Yeboah Kwame, Antwi Daniel A, Gyan Ben, Govoni Virginia, Mills Charlotte E, Cruickshank J Kennedy, Amoah Albert G B
Department of Physiology, School of Biomedical & Allied Health Sciences, University of Ghana, P.O. Box KB 143, Accra, Ghana.
Department of Immunology, Noguchi Memorial Institute for Medical Research, University of Ghana, Accra, Ghana.
BMC Endocr Disord. 2016 Sep 29;16(1):53. doi: 10.1186/s12902-016-0135-5.
Diabetes and hypertension increase arterial stiffness and cardiovascular events in all societies studied so far; sub-Saharan African studies are sparse.

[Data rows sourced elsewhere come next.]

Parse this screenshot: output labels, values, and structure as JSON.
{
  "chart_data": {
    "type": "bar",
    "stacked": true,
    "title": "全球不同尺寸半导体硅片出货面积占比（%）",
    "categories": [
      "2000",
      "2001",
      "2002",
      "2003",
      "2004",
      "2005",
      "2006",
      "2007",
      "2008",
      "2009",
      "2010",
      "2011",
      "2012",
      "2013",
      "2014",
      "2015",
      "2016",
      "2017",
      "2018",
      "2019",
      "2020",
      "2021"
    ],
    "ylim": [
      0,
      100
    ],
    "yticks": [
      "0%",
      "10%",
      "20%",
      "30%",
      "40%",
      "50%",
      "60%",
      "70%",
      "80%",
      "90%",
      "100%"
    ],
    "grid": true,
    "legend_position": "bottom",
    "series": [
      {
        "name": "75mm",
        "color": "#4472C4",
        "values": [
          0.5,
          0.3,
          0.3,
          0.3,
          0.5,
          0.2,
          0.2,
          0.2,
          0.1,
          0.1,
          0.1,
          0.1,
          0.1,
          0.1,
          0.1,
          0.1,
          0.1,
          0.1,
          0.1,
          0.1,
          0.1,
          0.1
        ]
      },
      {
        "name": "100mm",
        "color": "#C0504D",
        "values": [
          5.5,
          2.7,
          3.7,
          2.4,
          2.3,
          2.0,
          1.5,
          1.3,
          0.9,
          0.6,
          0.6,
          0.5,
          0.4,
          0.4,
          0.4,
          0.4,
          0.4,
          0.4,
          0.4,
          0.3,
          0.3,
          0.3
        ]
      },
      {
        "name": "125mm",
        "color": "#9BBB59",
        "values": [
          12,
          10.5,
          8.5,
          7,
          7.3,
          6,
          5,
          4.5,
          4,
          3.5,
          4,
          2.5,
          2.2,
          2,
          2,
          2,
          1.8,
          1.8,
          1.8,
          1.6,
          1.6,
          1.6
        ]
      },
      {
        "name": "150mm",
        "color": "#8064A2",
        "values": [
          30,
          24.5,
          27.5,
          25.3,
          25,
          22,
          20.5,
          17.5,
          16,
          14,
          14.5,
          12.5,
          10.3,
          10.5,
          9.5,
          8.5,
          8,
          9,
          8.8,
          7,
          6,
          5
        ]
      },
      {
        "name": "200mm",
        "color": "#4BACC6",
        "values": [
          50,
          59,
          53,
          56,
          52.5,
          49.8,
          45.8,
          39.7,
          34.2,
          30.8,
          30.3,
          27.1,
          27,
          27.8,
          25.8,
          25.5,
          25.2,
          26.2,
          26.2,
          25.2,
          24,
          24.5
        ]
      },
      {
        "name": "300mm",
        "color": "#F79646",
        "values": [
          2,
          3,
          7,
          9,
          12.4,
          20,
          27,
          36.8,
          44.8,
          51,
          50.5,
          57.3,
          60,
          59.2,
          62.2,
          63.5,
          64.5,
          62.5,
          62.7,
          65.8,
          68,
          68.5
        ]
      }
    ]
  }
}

We investigated factors affecting arterial function in Ghanaians with diabetes, hypertension, both or neither.
Testing the hypothesis that arterial stiffness would progressively increase from controls to multiply affected patients, 270 participants were stratified into those with diabetes or hypertension only, with both, or without either. Cardio-ankle vascular index (CAVI), heart-ankle pulse wave velocity (haPWV), aortic PWV (PWVao) by Arteriograph, aortic and brachial blood pressures (BP), were measured.
In patients with both diabetes and hypertension compared with either alone, values were higher of CAVI (mean ± SD, 8.3 ± 1.2 vs 7.5 ± 1.1 and 7.4 ± 1.1 units; p < 0.05), PWVao (9.1 ± 1.4 vs 8.7 ± 1.9 and 8.1 ± 0.9 m/s; p < 0.05) and haPWV (8.5 ± 1 vs 7.9 ± 1 and 7.2 ± 0.7 m/s; p < 0.05) respectively. In multivariate analysis, age, having diabetes or hypertension and BMI were independently associated with CAVI in all participants (β = 0.49, 0.2, 0.17 and -0.2 units; p < 0.01, respectively). Independent determinants of PWVao were heart rate, systolic BP and age (β = 0.42, 0.27 and 0.22; p < 0.01), and for haPWV were systolic BP, age, BMI, diabetes and hypertension status (β = 0.46, 0.32, -0.2, 0.2 and 0.11; p < 0.01).
In this sub-Saharan setting with lesser atherosclerosis than the western world, arterial stiffness is significantly greater in patients with coexistent diabetes and hypertension but did not differ between those with either diabetes or hypertension only. Simple, reproducibly measured PWV/CAVI may offer effective and efficient targets for intervention.
糖尿病和高血压会增加动脉僵硬度并导致心血管事件,这在迄今所有已开展研究的社会群体中均有体现;撒哈拉以南非洲地区的相关研究较少。我们调查了影响加纳糖尿病患者、高血压患者、糖尿病合并高血压患者以及非糖尿病非高血压患者动脉功能的因素。
为验证从对照组到多重患病患者动脉僵硬度会逐渐增加这一假设,将270名参与者分为仅患有糖尿病或高血压、同时患有糖尿病和高血压以及既无糖尿病也无高血压三组。测量了心踝血管指数(CAVI)、心踝脉搏波速度(haPWV)、动脉造影仪测量的主动脉脉搏波速度(PWVao)、主动脉和肱动脉血压(BP)。
与仅患糖尿病或高血压的患者相比,糖尿病合并高血压患者的CAVI值更高(均值±标准差,分别为8.3±1.2、7.5±1.1和7.4±1.1单位;p<0.05),PWVao值更高(9.1±1.4、8.7±1.9和8.1±0.9米/秒;p<0.05),haPWV值更高(8.5±1、7.9±1和7.2±0.7米/秒;p<0.05)。在多变量分析中,年龄、患有糖尿病或高血压以及体重指数在所有参与者中均与CAVI独立相关(β分别为0.49、0.2、0.17和 -0.2单位;p<0.01)。PWVao的独立决定因素是心率、收缩压和年龄(β分别为0.42、0.27和0.22;p<0.01),haPWV的独立决定因素是收缩压、年龄、体重指数、糖尿病和高血压状态(β分别为0.46、0.32、 -0.2、0.2和0.11;p<0.01)。
在撒哈拉以南地区,与西方世界相比动脉粥样硬化程度较低,糖尿病合并高血压患者的动脉僵硬度显著更高,但仅患糖尿病或高血压的患者之间无差异。简单、可重复测量的PWV/CAVI可能为干预提供有效且高效的靶点。